Concerns over the US administration’s handling of the outbreak were fanned further this week by indications from Trump that he wanted to scale back restrictions on Americans’ movement in favour of rebooting the country’s bruised economy.

At a White House briefing on Monday, Trump claimed without evidence that deaths caused by a prolonged economic slowdown would “definitely” outnumber those caused by Covid-19.



Seeking to play down concerns that the administration was ignoring the advice of medical professionals, White House economic adviser Larry Kudlow told reporters Tuesday that “public health includes economic health”, according to pool reports.

Just months away from the November presidential election, key US indices have fallen to their lowest in years, wiping out gains made since Trump took office. “THE CURE CANNOT BE WORSE (by far) THAN THE PROBLEM!” he tweeted on Tuesday. And speaking on Fox later in the day, he said he wanted to “reopen” the economy by Easter, which is April 12.

Megan Greene, a senior fellow at the Harvard Kennedy School, noted a “weird dichotomy” in the US administration’s response. “On the one hand there’s been panic on the economic front, all hands on deck.
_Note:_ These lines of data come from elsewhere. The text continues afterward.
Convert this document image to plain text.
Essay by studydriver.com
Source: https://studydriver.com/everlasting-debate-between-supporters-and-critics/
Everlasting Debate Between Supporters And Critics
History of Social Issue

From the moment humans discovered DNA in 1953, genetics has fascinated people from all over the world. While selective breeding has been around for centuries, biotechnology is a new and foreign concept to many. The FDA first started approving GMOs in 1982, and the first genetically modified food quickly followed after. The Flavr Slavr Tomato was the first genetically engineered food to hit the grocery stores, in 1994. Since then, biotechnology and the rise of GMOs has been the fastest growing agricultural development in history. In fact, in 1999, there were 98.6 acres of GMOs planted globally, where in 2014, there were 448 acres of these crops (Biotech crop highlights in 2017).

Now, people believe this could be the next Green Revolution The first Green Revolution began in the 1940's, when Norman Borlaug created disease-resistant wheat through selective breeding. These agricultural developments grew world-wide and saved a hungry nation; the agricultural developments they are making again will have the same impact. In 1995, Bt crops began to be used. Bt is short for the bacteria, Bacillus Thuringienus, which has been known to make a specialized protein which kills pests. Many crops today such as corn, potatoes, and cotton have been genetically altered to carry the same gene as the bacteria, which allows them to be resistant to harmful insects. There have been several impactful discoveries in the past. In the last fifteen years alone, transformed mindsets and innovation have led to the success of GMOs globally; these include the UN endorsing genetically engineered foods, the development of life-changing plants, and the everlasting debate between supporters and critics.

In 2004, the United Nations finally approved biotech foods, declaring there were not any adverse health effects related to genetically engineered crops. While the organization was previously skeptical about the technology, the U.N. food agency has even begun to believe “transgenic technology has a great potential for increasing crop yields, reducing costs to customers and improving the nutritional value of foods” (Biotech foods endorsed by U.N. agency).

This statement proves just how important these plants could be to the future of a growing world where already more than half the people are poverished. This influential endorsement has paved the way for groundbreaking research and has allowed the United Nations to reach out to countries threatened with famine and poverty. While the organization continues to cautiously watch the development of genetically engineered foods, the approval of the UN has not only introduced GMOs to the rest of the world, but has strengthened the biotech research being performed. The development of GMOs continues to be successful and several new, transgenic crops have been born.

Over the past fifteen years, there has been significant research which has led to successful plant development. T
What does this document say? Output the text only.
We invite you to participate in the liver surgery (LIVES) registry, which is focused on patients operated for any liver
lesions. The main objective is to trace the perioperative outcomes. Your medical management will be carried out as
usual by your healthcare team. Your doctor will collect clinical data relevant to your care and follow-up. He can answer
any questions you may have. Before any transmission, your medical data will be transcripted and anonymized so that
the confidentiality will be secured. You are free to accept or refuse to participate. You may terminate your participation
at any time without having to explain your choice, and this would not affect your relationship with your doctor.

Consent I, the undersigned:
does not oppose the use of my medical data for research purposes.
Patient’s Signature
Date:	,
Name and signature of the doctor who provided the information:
And on the other, a relatively lax approach on the medical front.”

“The fact that the president said yesterday that we could go back to normal within a few weeks, which is highly questionable, really speaks to that,” she said.

Public health experts have warned that a premature scaling back of social distancing measures could prompt a spike in cases, further burdening health care resources already at bursting point.

Even with sweeping restrictions on movement in place across the country, local authorities are warning that the worst is yet to come, with San Francisco’s public health chief, Grant Colfax, predicting on Monday that cases in the city would surge in one to two weeks.

That forecast came as California Governor Gavin Newsom said the state would need at least 50,000 more hospital beds to face the virus. To meet the shortfall, Newsom introduced a plan on Monday that would see 30,000 new beds provided by the existing hospital system, 3,000 beds from new hospitals recently acquired by the state, and 17,000 from non-hospitals including hotels, motels, fairgrounds, convention centres and other facilities.